THe PSIS to PSIS is less useful as differences are less noticable than the other landmarks.

If you do not get the same results. Then, please, tell me your results. I am most interested.

I build on this test by doing the tests of the muscles indicated such as active. resisted, etc. as well as passive, ROM , etc.

I have found that this leads me to less assessment time and more therapy time as I do not have to do a lot of the Wikipedia reference-linkSIJ teting that seems to dominate much thinking.

If the supine assessment of the ASIS to ASIS reveals an inferior ASIS on the right, then what happens when you use digital pressure into the left add longus? In most cases, I find that the right ASIS moves superior to come to a position closer to the left ASIS after therapy. However, the ASIS can also do one of three things:

After treatment of the left add longus, The right ASIS will
1: Move superior and Stay at the same distance from the therapy bench or plinth as the left
THEORY: The left add longus was in a muscular imbalance with the right iliopsioas where the add longus factor was greater than the iliopsaoas factor.
2: move superior and move closer to the therapy bench or plinth than the left
THOERY: The left add longus was in a muscular imbalance with the right iliopsoas where the iliopsoas was the greater factor.
3: move superior and move away (or elevate) from the therapy bench when compared to the left
THEORY: This is the most complicated imbalance that I have found in this part of the test and therapy. There are many factors which require more assessment and palpation of the musculature involved. This is the least common result.

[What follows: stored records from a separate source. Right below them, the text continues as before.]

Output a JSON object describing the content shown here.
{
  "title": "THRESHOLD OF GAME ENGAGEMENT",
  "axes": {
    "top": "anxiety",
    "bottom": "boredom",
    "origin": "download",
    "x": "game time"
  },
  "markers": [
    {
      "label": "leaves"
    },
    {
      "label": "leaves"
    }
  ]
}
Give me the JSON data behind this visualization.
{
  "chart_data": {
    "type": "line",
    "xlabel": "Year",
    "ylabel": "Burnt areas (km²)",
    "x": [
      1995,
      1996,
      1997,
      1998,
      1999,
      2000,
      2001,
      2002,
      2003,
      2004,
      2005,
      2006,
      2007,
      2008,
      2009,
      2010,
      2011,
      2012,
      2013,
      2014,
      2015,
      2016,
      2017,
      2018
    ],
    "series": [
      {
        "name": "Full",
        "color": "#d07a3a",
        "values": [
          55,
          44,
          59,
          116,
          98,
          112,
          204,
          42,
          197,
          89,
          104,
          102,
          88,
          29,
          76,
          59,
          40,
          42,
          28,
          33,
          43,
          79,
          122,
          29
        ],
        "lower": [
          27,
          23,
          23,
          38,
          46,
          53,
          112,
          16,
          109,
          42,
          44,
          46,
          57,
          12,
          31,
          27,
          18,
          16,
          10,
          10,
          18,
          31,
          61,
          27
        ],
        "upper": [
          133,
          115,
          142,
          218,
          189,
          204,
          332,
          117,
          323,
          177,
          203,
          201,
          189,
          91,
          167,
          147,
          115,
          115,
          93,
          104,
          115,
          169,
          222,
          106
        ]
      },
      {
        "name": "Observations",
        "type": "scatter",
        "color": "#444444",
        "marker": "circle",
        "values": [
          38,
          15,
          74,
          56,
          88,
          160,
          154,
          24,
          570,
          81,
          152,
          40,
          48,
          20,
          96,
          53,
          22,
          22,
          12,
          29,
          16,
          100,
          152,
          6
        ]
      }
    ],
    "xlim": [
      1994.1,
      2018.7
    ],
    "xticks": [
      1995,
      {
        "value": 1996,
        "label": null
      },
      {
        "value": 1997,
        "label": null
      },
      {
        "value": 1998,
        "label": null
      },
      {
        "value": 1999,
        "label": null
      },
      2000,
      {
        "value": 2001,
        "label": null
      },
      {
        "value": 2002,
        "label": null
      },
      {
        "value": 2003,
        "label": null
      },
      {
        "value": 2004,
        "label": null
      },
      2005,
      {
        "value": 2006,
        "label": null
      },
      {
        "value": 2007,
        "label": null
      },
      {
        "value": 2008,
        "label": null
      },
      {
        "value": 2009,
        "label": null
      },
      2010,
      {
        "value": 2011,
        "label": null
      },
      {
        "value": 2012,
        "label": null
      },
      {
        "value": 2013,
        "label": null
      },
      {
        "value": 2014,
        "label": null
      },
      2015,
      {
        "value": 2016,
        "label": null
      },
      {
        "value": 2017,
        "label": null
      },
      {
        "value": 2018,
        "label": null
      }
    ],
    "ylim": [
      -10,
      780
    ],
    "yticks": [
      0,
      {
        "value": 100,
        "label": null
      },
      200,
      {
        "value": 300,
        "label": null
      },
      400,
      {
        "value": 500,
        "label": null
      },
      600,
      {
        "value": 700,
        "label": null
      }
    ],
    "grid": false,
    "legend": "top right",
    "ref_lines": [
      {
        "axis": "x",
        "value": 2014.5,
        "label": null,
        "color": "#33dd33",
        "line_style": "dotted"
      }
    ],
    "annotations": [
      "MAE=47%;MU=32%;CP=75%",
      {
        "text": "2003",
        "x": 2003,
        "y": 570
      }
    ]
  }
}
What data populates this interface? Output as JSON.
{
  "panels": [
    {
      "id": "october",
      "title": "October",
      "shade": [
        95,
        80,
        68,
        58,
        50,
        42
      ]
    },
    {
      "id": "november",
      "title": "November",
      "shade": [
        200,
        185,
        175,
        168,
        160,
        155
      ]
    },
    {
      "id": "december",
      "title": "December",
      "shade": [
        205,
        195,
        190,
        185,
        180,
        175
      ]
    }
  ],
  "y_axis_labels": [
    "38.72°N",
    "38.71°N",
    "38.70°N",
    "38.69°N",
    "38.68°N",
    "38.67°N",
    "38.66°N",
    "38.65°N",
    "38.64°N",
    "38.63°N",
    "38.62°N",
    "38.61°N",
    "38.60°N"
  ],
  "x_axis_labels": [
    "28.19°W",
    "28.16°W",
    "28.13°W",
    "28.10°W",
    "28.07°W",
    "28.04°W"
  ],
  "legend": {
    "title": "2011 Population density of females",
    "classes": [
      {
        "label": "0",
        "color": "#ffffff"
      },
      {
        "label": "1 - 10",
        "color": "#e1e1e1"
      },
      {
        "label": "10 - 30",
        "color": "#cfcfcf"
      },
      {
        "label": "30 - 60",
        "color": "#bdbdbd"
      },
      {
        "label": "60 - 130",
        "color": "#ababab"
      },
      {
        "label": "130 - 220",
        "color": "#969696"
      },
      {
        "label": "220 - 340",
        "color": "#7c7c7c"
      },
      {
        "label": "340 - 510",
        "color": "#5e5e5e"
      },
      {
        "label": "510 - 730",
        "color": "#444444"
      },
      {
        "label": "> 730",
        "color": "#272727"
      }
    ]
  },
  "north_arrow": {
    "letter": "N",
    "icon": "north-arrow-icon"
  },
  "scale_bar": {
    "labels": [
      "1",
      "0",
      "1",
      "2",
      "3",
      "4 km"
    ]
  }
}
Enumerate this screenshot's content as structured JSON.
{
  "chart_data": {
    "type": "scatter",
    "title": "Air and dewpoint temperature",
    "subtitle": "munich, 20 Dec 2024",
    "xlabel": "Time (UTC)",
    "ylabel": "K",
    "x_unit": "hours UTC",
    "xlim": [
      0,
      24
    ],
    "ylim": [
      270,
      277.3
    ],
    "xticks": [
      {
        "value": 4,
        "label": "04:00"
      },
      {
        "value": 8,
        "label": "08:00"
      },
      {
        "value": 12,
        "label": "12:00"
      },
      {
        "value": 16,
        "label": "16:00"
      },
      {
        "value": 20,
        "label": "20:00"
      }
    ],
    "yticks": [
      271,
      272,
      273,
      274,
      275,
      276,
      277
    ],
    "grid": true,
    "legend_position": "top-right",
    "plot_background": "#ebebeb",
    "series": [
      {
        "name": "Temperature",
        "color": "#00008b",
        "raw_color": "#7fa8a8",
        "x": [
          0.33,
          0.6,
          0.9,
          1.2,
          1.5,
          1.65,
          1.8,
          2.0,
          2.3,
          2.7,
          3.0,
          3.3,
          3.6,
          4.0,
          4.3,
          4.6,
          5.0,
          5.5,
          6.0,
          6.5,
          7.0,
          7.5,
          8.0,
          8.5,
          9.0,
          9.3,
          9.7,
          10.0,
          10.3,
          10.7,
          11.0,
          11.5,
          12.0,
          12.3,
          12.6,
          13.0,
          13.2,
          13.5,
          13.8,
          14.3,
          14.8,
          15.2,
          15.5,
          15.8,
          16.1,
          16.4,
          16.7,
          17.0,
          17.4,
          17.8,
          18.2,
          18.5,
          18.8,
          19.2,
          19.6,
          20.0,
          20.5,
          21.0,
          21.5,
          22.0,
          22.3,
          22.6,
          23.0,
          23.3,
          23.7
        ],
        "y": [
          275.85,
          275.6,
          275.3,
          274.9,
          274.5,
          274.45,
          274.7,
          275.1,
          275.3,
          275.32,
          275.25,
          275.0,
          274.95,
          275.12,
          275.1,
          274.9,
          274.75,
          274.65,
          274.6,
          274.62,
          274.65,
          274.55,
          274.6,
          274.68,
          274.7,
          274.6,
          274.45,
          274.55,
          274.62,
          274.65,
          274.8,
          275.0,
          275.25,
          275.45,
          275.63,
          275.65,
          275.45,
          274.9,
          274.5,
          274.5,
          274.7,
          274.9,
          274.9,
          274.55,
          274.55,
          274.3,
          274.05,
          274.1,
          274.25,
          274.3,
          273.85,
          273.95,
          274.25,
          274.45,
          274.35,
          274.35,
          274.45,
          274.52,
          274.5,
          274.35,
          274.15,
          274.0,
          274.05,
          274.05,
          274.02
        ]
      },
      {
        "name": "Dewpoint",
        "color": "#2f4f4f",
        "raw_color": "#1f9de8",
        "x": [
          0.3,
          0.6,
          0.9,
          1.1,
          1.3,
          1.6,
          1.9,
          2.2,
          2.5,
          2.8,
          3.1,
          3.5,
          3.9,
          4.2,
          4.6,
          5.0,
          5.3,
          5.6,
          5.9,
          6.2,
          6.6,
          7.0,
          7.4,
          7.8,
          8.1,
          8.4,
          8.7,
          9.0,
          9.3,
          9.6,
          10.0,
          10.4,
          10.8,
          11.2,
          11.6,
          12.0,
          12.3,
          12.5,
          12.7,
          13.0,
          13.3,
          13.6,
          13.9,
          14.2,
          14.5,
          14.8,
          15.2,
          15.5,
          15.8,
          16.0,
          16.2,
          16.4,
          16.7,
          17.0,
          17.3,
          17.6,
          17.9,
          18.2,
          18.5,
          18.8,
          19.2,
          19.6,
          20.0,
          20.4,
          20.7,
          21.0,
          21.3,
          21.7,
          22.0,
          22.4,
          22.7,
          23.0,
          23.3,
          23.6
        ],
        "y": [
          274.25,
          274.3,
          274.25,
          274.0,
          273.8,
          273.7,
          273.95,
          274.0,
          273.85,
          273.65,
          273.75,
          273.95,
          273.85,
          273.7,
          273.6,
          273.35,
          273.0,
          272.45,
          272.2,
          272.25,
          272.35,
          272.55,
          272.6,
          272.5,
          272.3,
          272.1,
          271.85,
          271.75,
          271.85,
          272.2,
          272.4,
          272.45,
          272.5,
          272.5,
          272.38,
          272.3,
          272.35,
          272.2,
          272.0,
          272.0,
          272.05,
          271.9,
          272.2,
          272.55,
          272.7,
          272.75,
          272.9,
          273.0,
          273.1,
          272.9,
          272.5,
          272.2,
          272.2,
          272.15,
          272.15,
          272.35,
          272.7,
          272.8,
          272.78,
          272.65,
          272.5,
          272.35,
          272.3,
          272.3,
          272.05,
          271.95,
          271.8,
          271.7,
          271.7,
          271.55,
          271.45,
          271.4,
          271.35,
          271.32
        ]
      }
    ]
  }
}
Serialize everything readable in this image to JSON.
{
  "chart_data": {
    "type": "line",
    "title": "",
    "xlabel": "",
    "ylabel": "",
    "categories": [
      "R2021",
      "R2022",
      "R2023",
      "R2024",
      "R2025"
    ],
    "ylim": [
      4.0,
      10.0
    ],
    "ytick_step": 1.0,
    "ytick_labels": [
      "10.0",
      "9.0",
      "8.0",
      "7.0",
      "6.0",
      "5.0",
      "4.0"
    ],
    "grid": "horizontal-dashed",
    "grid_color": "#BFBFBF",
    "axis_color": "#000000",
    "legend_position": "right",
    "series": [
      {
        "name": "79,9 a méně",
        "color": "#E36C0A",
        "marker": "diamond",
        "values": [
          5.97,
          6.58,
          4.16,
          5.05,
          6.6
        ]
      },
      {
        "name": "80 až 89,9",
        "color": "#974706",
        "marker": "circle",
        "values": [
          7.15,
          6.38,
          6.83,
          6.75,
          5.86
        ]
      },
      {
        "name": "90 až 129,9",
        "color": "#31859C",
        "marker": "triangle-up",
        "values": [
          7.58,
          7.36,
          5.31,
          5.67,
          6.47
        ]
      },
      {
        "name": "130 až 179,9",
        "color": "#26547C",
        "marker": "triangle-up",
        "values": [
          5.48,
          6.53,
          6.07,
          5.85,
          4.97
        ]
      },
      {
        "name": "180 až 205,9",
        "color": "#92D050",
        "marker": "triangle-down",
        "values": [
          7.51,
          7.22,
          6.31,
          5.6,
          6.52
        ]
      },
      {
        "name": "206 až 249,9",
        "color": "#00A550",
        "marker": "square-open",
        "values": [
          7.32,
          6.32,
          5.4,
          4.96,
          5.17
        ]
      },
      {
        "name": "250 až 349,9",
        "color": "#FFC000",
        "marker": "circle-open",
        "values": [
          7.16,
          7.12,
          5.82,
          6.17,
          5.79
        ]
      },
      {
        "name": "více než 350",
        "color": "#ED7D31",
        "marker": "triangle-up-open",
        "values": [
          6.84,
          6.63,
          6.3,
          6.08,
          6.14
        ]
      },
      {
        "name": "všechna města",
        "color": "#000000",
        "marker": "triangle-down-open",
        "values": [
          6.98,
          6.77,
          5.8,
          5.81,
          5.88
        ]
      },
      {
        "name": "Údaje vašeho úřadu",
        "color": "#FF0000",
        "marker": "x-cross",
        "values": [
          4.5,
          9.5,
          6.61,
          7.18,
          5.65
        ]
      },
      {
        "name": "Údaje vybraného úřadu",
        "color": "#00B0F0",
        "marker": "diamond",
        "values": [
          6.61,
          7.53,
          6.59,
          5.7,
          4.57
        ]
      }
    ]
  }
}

Again, your results may differ, and please, do not take these into the assessment settings, but use them after you have come to your own conclusions. See what you get. I am most interested in your results.

I use digital pressure into the muscle at 90 degrees to the muscle fiber. You can use whatever therapy you want to try, but please give me your results. I know what mine are and others in North America, but your situation with the driver's position on the right may impact on the outcomes found.

Thank you again for your interest in this topic.